I actually agree that the right to marry for love is pretty traditionally American.
Tocqueville talks about the American woman’s right to marry the man she loves (and no one else). That right is the foundation of American sexual fidelity in marriage. Linking together love and marriage abolishes what was, in effect, the aristocratic man’s right to follow the call of nature through extramarital love affairs in opposition to the conventional/political foundation of his arranged marriage. Sexual exclusivity in marriage honors the loving consent — and the equality of the loving persons freely surrendering their freedom — at the foundation of a republican or a Christian marriage (and the American marriages Tocqueville described are supported by both all American religion and the secular law).
The right to a loving marriage also supports the chastity of woman. An American man who proclaims his love to a woman to move events along in an intimate setting receives the message from the sensible and virtuous American woman that the good news is you’re free to prove your love me by marrying me.
Now the Supreme Court hasn’t said anything about those inducements to the sexual virtues of chastity and fidelity that accompany the right to marry the one you love. It hasn’t talked about any of the responsibilities under the law or intrusively binding social convention that accompany that right.
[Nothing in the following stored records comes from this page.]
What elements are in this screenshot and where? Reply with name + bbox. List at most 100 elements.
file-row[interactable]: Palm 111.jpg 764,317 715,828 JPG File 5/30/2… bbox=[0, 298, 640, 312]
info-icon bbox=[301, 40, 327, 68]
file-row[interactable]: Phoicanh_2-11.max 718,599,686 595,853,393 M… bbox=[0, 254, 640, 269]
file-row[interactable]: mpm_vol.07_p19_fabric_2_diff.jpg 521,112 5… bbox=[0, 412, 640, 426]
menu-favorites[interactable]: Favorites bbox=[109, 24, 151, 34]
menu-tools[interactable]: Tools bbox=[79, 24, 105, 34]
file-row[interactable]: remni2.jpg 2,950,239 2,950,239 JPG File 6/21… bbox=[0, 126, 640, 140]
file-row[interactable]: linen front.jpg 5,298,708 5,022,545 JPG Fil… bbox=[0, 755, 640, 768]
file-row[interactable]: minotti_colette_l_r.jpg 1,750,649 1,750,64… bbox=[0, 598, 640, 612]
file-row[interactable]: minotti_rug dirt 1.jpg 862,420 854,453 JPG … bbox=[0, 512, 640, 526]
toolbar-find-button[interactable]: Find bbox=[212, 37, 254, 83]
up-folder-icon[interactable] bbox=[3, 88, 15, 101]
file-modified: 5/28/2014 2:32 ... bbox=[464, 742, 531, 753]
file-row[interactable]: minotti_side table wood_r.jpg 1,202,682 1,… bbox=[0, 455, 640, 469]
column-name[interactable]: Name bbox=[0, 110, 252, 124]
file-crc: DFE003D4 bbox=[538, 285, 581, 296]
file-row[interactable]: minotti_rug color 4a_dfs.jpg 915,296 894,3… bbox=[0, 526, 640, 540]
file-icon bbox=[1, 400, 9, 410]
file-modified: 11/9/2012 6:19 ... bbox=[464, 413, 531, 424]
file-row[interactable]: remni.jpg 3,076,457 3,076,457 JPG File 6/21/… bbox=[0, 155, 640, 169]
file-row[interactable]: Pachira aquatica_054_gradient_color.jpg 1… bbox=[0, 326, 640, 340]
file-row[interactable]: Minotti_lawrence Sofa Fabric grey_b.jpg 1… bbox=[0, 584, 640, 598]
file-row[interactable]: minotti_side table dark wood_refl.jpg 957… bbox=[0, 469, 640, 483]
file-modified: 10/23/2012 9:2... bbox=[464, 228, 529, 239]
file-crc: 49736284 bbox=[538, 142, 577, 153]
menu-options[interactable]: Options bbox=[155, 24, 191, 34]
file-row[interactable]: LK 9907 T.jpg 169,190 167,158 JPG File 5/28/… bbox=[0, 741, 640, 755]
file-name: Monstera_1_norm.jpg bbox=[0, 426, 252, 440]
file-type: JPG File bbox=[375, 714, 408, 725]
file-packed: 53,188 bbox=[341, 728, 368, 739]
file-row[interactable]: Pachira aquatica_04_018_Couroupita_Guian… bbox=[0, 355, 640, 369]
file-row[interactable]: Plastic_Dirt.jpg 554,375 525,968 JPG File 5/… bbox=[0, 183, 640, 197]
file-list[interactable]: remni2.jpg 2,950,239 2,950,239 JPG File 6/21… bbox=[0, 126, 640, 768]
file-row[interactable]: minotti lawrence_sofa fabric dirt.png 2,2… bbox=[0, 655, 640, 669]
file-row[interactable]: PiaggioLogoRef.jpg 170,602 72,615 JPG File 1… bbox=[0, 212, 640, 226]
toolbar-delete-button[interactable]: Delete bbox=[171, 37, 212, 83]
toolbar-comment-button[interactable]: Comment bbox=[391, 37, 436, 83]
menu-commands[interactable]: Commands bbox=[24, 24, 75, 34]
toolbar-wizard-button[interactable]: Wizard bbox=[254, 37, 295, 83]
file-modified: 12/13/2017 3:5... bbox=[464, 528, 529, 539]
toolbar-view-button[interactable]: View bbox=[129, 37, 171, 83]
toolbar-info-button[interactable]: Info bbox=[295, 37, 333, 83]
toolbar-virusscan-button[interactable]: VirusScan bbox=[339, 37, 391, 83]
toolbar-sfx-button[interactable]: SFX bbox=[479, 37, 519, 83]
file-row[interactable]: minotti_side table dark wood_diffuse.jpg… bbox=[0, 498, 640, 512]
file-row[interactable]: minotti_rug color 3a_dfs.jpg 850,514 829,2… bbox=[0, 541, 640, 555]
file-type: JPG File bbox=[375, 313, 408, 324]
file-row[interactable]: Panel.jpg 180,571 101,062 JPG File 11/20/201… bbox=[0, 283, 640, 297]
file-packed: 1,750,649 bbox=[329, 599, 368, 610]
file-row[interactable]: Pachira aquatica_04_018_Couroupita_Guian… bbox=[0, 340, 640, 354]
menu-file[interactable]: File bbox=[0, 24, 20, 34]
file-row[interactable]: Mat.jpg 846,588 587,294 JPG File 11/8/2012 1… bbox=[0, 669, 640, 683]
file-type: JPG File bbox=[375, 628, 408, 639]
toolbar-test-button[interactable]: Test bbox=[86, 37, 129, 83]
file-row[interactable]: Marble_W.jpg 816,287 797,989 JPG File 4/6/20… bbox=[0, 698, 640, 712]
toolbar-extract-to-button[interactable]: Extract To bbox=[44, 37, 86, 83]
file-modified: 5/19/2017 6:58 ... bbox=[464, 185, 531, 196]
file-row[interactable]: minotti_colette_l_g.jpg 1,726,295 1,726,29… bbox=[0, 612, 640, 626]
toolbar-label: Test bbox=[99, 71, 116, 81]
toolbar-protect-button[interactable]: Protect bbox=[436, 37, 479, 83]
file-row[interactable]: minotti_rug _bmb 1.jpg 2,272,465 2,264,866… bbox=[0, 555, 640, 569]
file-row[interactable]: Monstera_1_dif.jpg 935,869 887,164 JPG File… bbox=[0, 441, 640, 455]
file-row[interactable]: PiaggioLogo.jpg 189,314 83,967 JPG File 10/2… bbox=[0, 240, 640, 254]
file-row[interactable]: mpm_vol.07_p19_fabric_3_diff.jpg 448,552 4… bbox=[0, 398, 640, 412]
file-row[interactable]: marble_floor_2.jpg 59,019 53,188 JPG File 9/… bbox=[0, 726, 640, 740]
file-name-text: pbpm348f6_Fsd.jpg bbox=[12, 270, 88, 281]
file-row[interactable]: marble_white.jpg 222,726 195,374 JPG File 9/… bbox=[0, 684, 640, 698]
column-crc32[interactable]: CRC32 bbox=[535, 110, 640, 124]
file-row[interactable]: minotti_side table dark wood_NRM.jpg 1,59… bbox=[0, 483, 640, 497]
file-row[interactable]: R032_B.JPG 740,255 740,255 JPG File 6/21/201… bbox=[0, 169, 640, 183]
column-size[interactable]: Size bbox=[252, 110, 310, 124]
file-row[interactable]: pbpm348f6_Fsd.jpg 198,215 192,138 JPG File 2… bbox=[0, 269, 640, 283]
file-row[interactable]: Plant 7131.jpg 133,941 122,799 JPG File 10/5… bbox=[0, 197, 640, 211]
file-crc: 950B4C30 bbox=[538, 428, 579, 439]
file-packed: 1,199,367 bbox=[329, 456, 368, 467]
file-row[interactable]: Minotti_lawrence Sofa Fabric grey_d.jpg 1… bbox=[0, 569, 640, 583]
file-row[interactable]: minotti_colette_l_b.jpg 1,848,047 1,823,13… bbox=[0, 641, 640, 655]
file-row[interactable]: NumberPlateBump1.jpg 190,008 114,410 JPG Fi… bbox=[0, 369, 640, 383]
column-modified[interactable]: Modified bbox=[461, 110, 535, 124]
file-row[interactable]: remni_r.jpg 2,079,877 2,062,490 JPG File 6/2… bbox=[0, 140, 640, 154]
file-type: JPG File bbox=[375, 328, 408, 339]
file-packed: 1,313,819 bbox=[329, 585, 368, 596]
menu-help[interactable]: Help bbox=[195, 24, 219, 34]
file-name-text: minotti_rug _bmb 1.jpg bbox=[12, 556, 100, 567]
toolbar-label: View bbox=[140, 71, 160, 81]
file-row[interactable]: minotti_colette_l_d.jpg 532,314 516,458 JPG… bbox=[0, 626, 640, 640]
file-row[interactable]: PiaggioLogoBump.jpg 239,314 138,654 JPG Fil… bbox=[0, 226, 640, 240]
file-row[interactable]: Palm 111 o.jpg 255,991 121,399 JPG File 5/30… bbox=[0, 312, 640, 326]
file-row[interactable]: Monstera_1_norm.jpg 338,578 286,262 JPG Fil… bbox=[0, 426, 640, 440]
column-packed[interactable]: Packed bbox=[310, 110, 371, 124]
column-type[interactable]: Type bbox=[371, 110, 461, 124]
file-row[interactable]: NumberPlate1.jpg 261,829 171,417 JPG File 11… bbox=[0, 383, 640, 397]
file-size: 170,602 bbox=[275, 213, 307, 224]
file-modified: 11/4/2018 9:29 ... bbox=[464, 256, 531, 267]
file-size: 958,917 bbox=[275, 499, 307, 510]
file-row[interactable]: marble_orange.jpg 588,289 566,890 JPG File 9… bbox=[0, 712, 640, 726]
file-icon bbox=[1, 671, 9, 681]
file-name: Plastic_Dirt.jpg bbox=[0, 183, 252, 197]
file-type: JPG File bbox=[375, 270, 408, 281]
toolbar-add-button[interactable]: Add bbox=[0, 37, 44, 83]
I can’t help but remember what Nietzsche says about the liberal, democratic project of making marriage all about (ephemeral) love, and about nothing more solid, being inevitably fatal to the institution’s endurance. It’s also democratic to extend that understanding of marriage to the right to marry anyone — of one’s own or of the opposite sex — that one loves. And so there’s no use in denying that those who talk about “marriage equality” and “love wins” are deploying the democratic language of our political tradition.
For Tocqueville (for example), however, the right to marry for love doesn’t mean that the civil institution of marriage exists primarily to encourage or affirm or give dignity to that love between spouses. A stable, loving marriage is primarily for the benefit of the children. I’m not saying that it’s not possible to integrate SSM into a coherent narrative of the relationship between the privileges and responsibilities of marriage as a civil institution. I wish there were more people about the business of trying to do that. It’s often noted — as the Court does — that we have gone a long distance down the road of detaching parenthood from marriage, and that gay parents often raise children. And we can add that we have detached the institution in some large measure from the requirement of lifelong commitment and absolute fidelity. But that means that we have to work to find the foundation of civil marriage that’s more than just affirming love these days.
There are some, such as Rand Paul, who are saying that the best way to achieve equality in liberty is to abolish the civil distinction between marriage and other relational contracts between two individuals. And Justice Thomas said that our liberties under the Constitution are all “negative,” and so have nothing to do with the right to the government’s conferral of dignity to a loving relationship.
Having said all that, this author nails what makes Kennedy’s loving, pro-marriage opinion attractive to some relational (if not most) conservatives and to most relational liberals — and unattractive to libertarian individualists.